In this paper, first we consider the global dynamics of a ratio-dependent predator–prey model with density dependent death rate for the predator species. Analytical conditions for local bifurcation and numerical investigations to identify the global bifurcations help us to prepare a complete bifurcation diagram for the concerned model. All possible phase portraits related to the stability and instability of the coexisting equilibria are also presented which are helpful to understand the global behaviour of the system around the coexisting steady-states.
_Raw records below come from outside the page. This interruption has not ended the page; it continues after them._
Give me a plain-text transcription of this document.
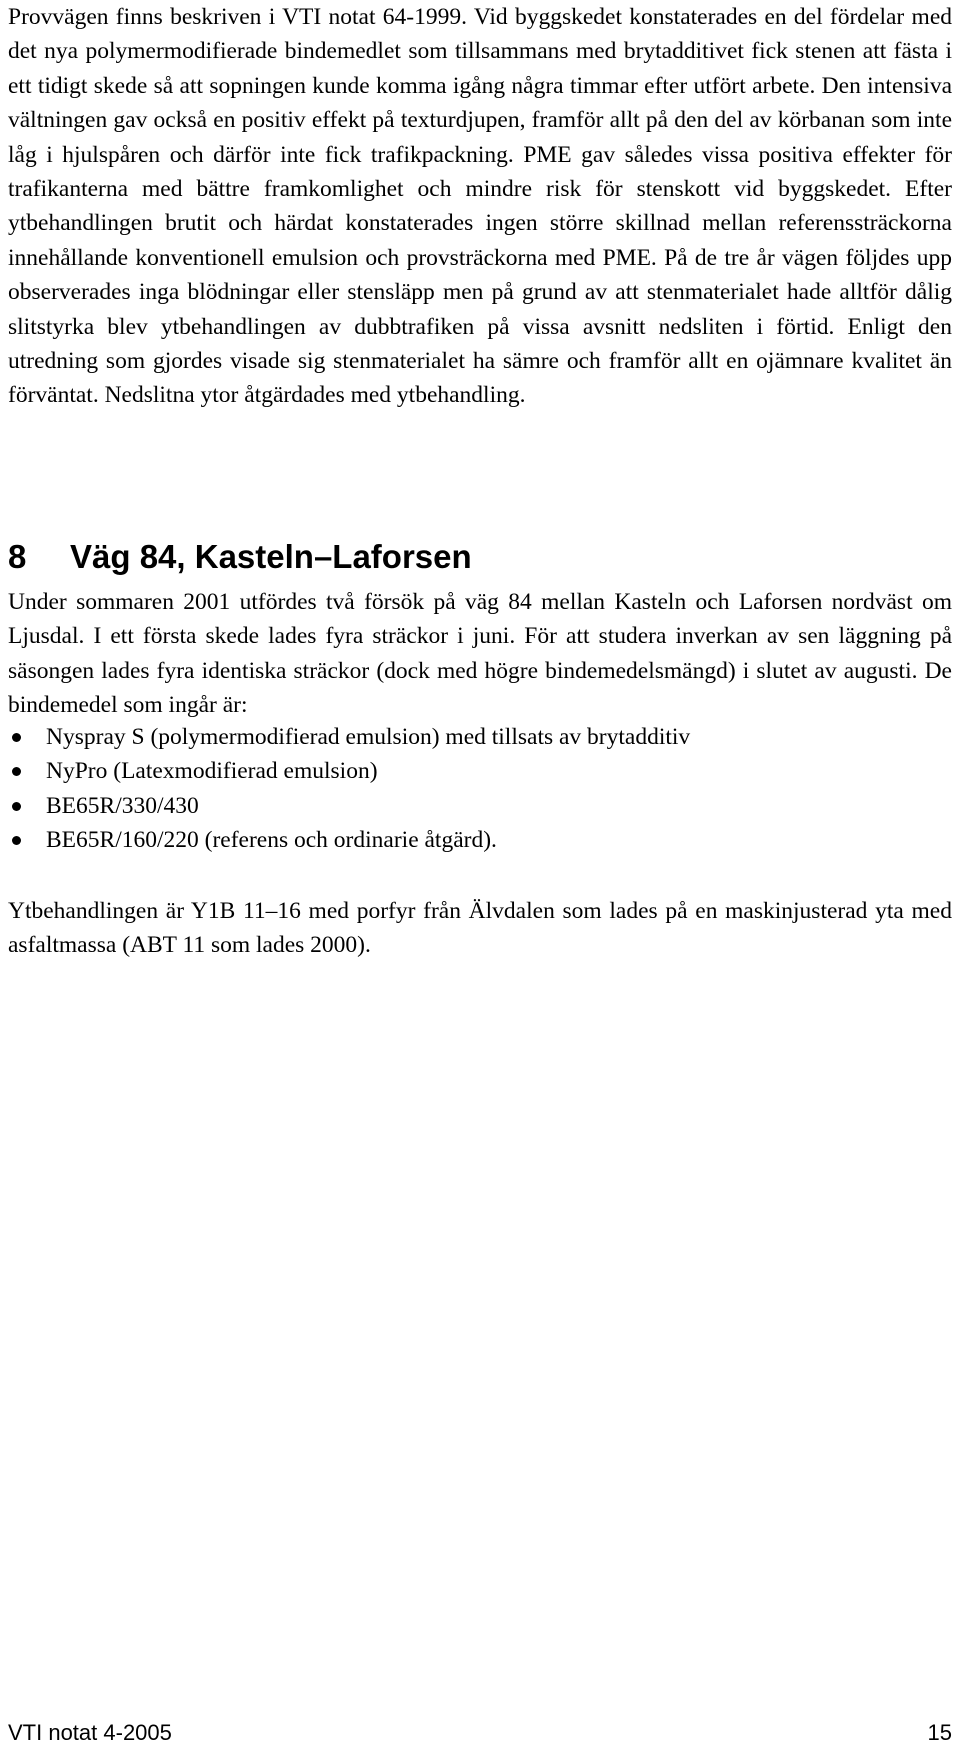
Provvägen finns beskriven i VTI notat 64-1999. Vid byggskedet konstaterades en del fördelar med det nya polymermodifierade bindemedlet som tillsammans med brytadditivet fick stenen att fästa i ett tidigt skede så att sopningen kunde komma igång några timmar efter utfört arbete. Den intensiva vältningen gav också en positiv effekt på texturdjupen, framför allt på den del av körbanan som inte låg i hjulspåren och därför inte fick trafikpackning. PME gav således vissa positiva effekter för trafikanterna med bättre framkomlighet och mindre risk för stenskott vid byggskedet. Efter ytbehandlingen brutit och härdat konstaterades ingen större skillnad mellan referenssträckorna innehållande konventionell emulsion och provsträckorna med PME. På de tre år vägen följdes upp observerades inga blödningar eller stensläpp men på grund av att stenmaterialet hade alltför dålig slitstyrka blev ytbehandlingen av dubbtrafiken på vissa avsnitt nedsliten i förtid. Enligt den utredning som gjordes visade sig stenmaterialet ha sämre och framför allt en ojämnare kvalitet än förväntat. Nedslitna ytor åtgärdades med ytbehandling.

8 Väg 84, Kasteln–Laforsen

Under sommaren 2001 utfördes två försök på väg 84 mellan Kasteln och Laforsen nordväst om Ljusdal. I ett första skede lades fyra sträckor i juni. För att studera inverkan av sen läggning på säsongen lades fyra identiska sträckor (dock med högre bindemedelsmängd) i slutet av augusti. De bindemedel som ingår är:

Nyspray S (polymermodifierad emulsion) med tillsats av brytadditiv
NyPro (Latexmodifierad emulsion)
BE65R/330/430
BE65R/160/220 (referens och ordinarie åtgärd).

Ytbehandlingen är Y1B 11–16 med porfyr från Älvdalen som lades på en maskinjusterad yta med asfaltmassa (ABT 11 som lades 2000).

VTI notat 4-2005	15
Next we extend the temporal model to a spatiotemporal model by incorporating diffusion terms in order to investigate the varieties of stationary and non-stationary spatial patterns generated to understand the effect of random movement of both the species within their two-dimensional habitat. We present the analytical results for the existence of globally stable homogeneous steady-state and non-existence of non-constant stationary states. Turing bifurcation diagram is prepared in two dimensional parametric space along with the identification of various spatial patterns produced by the model for parameter values inside the Turing domain. Extensive numerical simulations are performed for better understanding of the spatiotemporal dynamics. This work is an attempt to make a bridge between the theoretical results for the spatiotemporal model of interacting population and the spatial patterns obtained through numerical simulations for parameters within Turing and Turing–Hopf domain.